Islander Allison Ross, 16, is the winner of a $25,000 Davidson Fellowship award for her literature portfolio exploring the relationship between classical Western and African hero mythologies. The Davidson Institute for Talent Development, a national nonprofit organization headquartered in Reno, Nev., which supports profoundly gifted youth, gave the award.
“This is a great honor,” Ross said.
Turning the themes of contemporary African and African-American authors and Classical Western mythology into a 200-plus-page graduate level thesis has been a two-year writing project for Ross.
Ross explains her work in the following way:
By highlighting the interconnectivity of literature, mythology and human nature, “African and Western Heroes’ Journeys in Literature: An Exemplification” is designed to provide readers with insights into their own searches for identity. The work is intended to supplement a freshman college or high school Honors English curriculum to benefit students and instructors by drawing connections between pre-colonial African literature and Classical Western mythology. The work provides both an academic and creative foundation upon which these two bodies of literature may be studied together.
The work, Ross writes, “brings both Classical Western and pre-colonial African literature to life and draws cross-cultural connections, applying traditional academic analyses to the roots of African and African-American literature. By stylistically imitating select African, African-American and Western authors, against the backdrop of August Wilson’s fiction and the constructs of Joseph Campbell’s “Hero’s Cycle,” the work examines the derivations, common motives and cultural differences between Classical Western and African heroes.”
Students [who utilize the text], she continues, will study Homer, Virgil and Sophocles. They are introduced to Carl Jung’s concept of the ‘collective unconscious’ and Joseph Campbell’s Hero Cycle. They read modern authors like August Wilson, Toni Morrison, and Wole Soyinka. The “Exemplification” provides specific connections between three Classical Western canons, an analysis of what constitutes a “hero” in literature, and the pre-colonial origins of the heroes created by traditional and modern African and African-American authors.”
Through this work, the author hopes that others will share her enthusiasm for exploring the themes that unite our heritages.
Mercer Island High School teacher, Curtis Johnston, mentored Ross in her endeavor.

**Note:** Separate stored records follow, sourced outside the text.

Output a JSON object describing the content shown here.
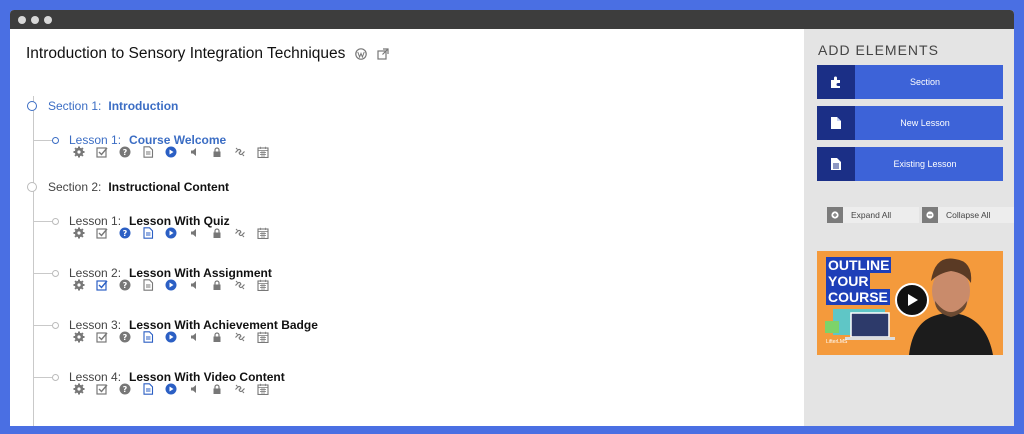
{
  "course": {
    "title": "Introduction to Sensory Integration Techniques",
    "icons": [
      "wordpress-icon",
      "external-link-icon"
    ]
  },
  "sections": [
    {
      "prefix": "Section 1:",
      "name": "Introduction",
      "active": true,
      "lessons": [
        {
          "prefix": "Lesson 1:",
          "name": "Course Welcome",
          "active": true
        }
      ]
    },
    {
      "prefix": "Section 2:",
      "name": "Instructional Content",
      "active": false,
      "lessons": [
        {
          "prefix": "Lesson 1:",
          "name": "Lesson With Quiz",
          "active": false
        },
        {
          "prefix": "Lesson 2:",
          "name": "Lesson With Assignment",
          "active": false
        },
        {
          "prefix": "Lesson 3:",
          "name": "Lesson With Achievement Badge",
          "active": false
        },
        {
          "prefix": "Lesson 4:",
          "name": "Lesson With Video Content",
          "active": false
        }
      ]
    }
  ],
  "lesson_icons": [
    "gear-icon",
    "checkbox-icon",
    "question-icon",
    "document-icon",
    "play-icon",
    "audio-icon",
    "lock-icon",
    "unlink-icon",
    "calendar-icon"
  ],
  "sidebar": {
    "title": "ADD ELEMENTS",
    "buttons": [
      {
        "label": "Section",
        "icon": "puzzle-icon"
      },
      {
        "label": "New Lesson",
        "icon": "file-icon"
      },
      {
        "label": "Existing Lesson",
        "icon": "file-text-icon"
      }
    ],
    "expand_all": "Expand All",
    "collapse_all": "Collapse All",
    "video": {
      "line1": "OUTLINE",
      "line2": "YOUR",
      "line3": "COURSE",
      "brand": "LifterLMS"
    }
  },
  "colors": {
    "accent": "#3b6dc4",
    "button_blue": "#3d63d8",
    "button_dark": "#1b2f86",
    "frame": "#4a6fe3",
    "video_orange": "#f49a3c"
  }
}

Her research began in Ashland, Ore., over four years ago when she read and saw her first August Wilson play. In April of 2008, after a post-matinee discussion of the play “Fences,” Ross introduced herself to G. Valmont Thomas, an actor in the production, and she told him of her interest in August Wilson. As part of her final project in English that year, she read Wilson’s “Century Cycle.” She spoke with Thomas again during a subsequent visit to the Festival and discussed the similarities between Joseph Campbell’s “Hero’s Journey” and the themes in Wilson’s plays.

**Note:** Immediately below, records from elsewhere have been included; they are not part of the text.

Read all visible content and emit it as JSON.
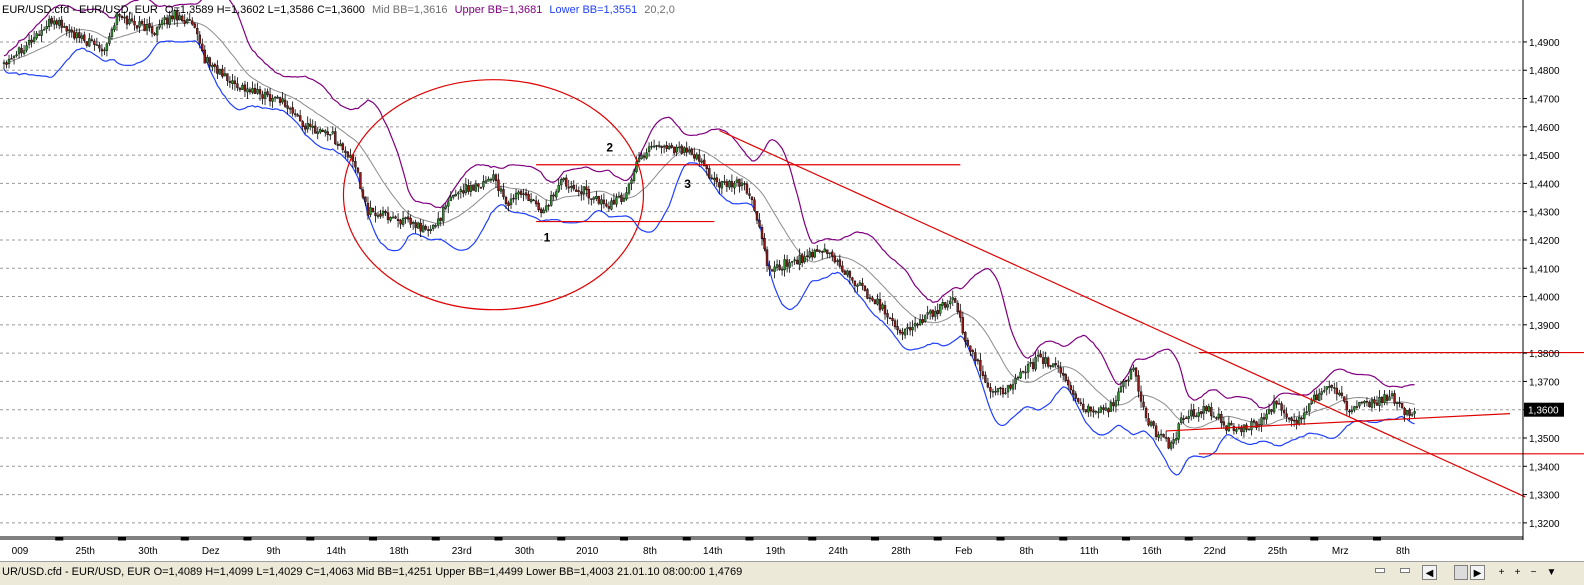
{
  "header": {
    "symbol": "EUR/USD.cfd - EUR/USD, EUR",
    "ohlc": "O=1,3589 H=1,3602 L=1,3586 C=1,3600",
    "mid_bb": "Mid BB=1,3616",
    "upper_bb": "Upper BB=1,3681",
    "lower_bb": "Lower BB=1,3551",
    "params": "20,2,0"
  },
  "status": {
    "text": "UR/USD.cfd - EUR/USD, EUR O=1,4089 H=1,4099 L=1,4029 C=1,4063  Mid BB=1,4251 Upper BB=1,4499 Lower BB=1,4003  21.01.10 08:00:00 1,4769",
    "nav_left": "◀",
    "nav_right": "▶",
    "plus": "+",
    "minus": "−"
  },
  "colors": {
    "candle_up": "#2e8b2e",
    "candle_down": "#8b1a1a",
    "mid_bb": "#8c8c8c",
    "upper_bb": "#800080",
    "lower_bb": "#1f3fff",
    "annotation": "#e00000"
  },
  "chart_data": {
    "type": "candlestick",
    "ylim": [
      1.315,
      1.502
    ],
    "grid": true,
    "y_ticks": [
      "1,4900",
      "1,4800",
      "1,4700",
      "1,4600",
      "1,4500",
      "1,4400",
      "1,4300",
      "1,4200",
      "1,4100",
      "1,4000",
      "1,3900",
      "1,3800",
      "1,3700",
      "1,3600",
      "1,3500",
      "1,3400",
      "1,3300",
      "1,3200"
    ],
    "current_price": "1,3600",
    "x_labels": [
      {
        "i": 0,
        "label": "009"
      },
      {
        "i": 26,
        "label": "25th"
      },
      {
        "i": 51,
        "label": "30th"
      },
      {
        "i": 76,
        "label": "Dez"
      },
      {
        "i": 101,
        "label": "9th"
      },
      {
        "i": 126,
        "label": "14th"
      },
      {
        "i": 151,
        "label": "18th"
      },
      {
        "i": 176,
        "label": "23rd"
      },
      {
        "i": 201,
        "label": "30th"
      },
      {
        "i": 226,
        "label": "2010"
      },
      {
        "i": 251,
        "label": "8th"
      },
      {
        "i": 276,
        "label": "14th"
      },
      {
        "i": 301,
        "label": "19th"
      },
      {
        "i": 326,
        "label": "24th"
      },
      {
        "i": 351,
        "label": "28th"
      },
      {
        "i": 376,
        "label": "Feb"
      },
      {
        "i": 401,
        "label": "8th"
      },
      {
        "i": 426,
        "label": "11th"
      },
      {
        "i": 451,
        "label": "16th"
      },
      {
        "i": 476,
        "label": "22nd"
      },
      {
        "i": 501,
        "label": "25th"
      },
      {
        "i": 526,
        "label": "Mrz"
      },
      {
        "i": 551,
        "label": "8th"
      }
    ],
    "price_anchors": [
      [
        0,
        1.483
      ],
      [
        10,
        1.49
      ],
      [
        20,
        1.498
      ],
      [
        30,
        1.491
      ],
      [
        40,
        1.488
      ],
      [
        45,
        1.499
      ],
      [
        60,
        1.494
      ],
      [
        68,
        1.5
      ],
      [
        75,
        1.496
      ],
      [
        80,
        1.484
      ],
      [
        90,
        1.476
      ],
      [
        100,
        1.472
      ],
      [
        110,
        1.47
      ],
      [
        115,
        1.465
      ],
      [
        120,
        1.46
      ],
      [
        130,
        1.458
      ],
      [
        140,
        1.446
      ],
      [
        145,
        1.43
      ],
      [
        155,
        1.428
      ],
      [
        170,
        1.423
      ],
      [
        180,
        1.437
      ],
      [
        190,
        1.44
      ],
      [
        195,
        1.443
      ],
      [
        200,
        1.432
      ],
      [
        205,
        1.437
      ],
      [
        215,
        1.43
      ],
      [
        222,
        1.441
      ],
      [
        230,
        1.438
      ],
      [
        240,
        1.432
      ],
      [
        247,
        1.435
      ],
      [
        252,
        1.447
      ],
      [
        258,
        1.454
      ],
      [
        270,
        1.452
      ],
      [
        277,
        1.448
      ],
      [
        285,
        1.439
      ],
      [
        295,
        1.44
      ],
      [
        300,
        1.428
      ],
      [
        305,
        1.408
      ],
      [
        312,
        1.412
      ],
      [
        320,
        1.414
      ],
      [
        328,
        1.416
      ],
      [
        338,
        1.406
      ],
      [
        350,
        1.396
      ],
      [
        358,
        1.387
      ],
      [
        368,
        1.393
      ],
      [
        378,
        1.399
      ],
      [
        384,
        1.383
      ],
      [
        392,
        1.368
      ],
      [
        400,
        1.367
      ],
      [
        412,
        1.378
      ],
      [
        420,
        1.375
      ],
      [
        430,
        1.36
      ],
      [
        440,
        1.36
      ],
      [
        450,
        1.375
      ],
      [
        455,
        1.356
      ],
      [
        460,
        1.351
      ],
      [
        465,
        1.347
      ],
      [
        470,
        1.358
      ],
      [
        480,
        1.36
      ],
      [
        490,
        1.352
      ],
      [
        500,
        1.355
      ],
      [
        506,
        1.362
      ],
      [
        515,
        1.355
      ],
      [
        520,
        1.362
      ],
      [
        528,
        1.37
      ],
      [
        536,
        1.36
      ],
      [
        545,
        1.362
      ],
      [
        552,
        1.365
      ],
      [
        560,
        1.358
      ],
      [
        562,
        1.36
      ]
    ],
    "series": [
      {
        "name": "Mid BB"
      },
      {
        "name": "Upper BB"
      },
      {
        "name": "Lower BB"
      }
    ],
    "annotations": {
      "labels": [
        "1",
        "2",
        "3"
      ],
      "lines": [
        {
          "type": "horizontal",
          "x_range": [
            212,
            381
          ],
          "y": 1.4466
        },
        {
          "type": "horizontal",
          "x_range": [
            212,
            283
          ],
          "y": 1.4265
        },
        {
          "type": "trend",
          "from": [
            285,
            1.4587
          ],
          "to": [
            606,
            1.3292
          ]
        },
        {
          "type": "trend",
          "from": [
            463,
            1.3525
          ],
          "to": [
            600,
            1.3586
          ]
        },
        {
          "type": "horizontal",
          "x_range": [
            476,
            658
          ],
          "y": 1.3802
        },
        {
          "type": "horizontal",
          "x_range": [
            476,
            658
          ],
          "y": 1.3444
        }
      ]
    }
  }
}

Mr. Thomas recommended books containing anthologies of African mythology. Ross read these and other books regarding both Classical Western and African mythologies, and modern authors such as Toni Morrison and Wole Soyinka.
“This body of literature opened up a whole new world for me,” she said.
In the following school year, with the support of the Mercer Island High School English department, she wrote what she calls the “Exemplification.”
Ross has a great deal going for her. As an eighth-grader, she took the SATs and got a perfect score in Critical Reading (800) and one wrong in the Writing (780) section. In ninth and 10th grade, she studied Latin and earned two Gold Medals on the National Latin Exams. During this past year, she took both the AP English Language and Composition and AP English Literature and Composition exams and scored 5’s (the highest score) on both.
Ross also competed with the MIHS cross country teams, plays the trumpet and earned a black belt in Karate when she was 12.
Ross said that she does not like labels such as “gifted” or “talented” because, she said, “I benefited from figuring out the best way I like to learn on my own.”
“Being accelerated” doesn’t fit either, she said, because she prefers “staying in one place and really digging into a subject.”
Of the process, she said, “My English teachers at Mercer Island High School always encouraged me and indirectly guided my learning. I learned as much about writing and myself as I did about my subject.”
The scholarship is an unrestricted educational grant that may be used at any accredited institute of learning.
Ross will be leaving her studies at Mercer Island High School, where she would be a junior this year. Instead, she will be a freshman in the Honors Program at the University of Washington this fall. She has not yet focused on one area of study, as she is interested in both the humanities and the sciences.
“I am interested in how ideas are communicated in all disciplines and would like to continue to develop innovative curricula that challenge conventional thought and cultivate an appreciation for learning,” she said.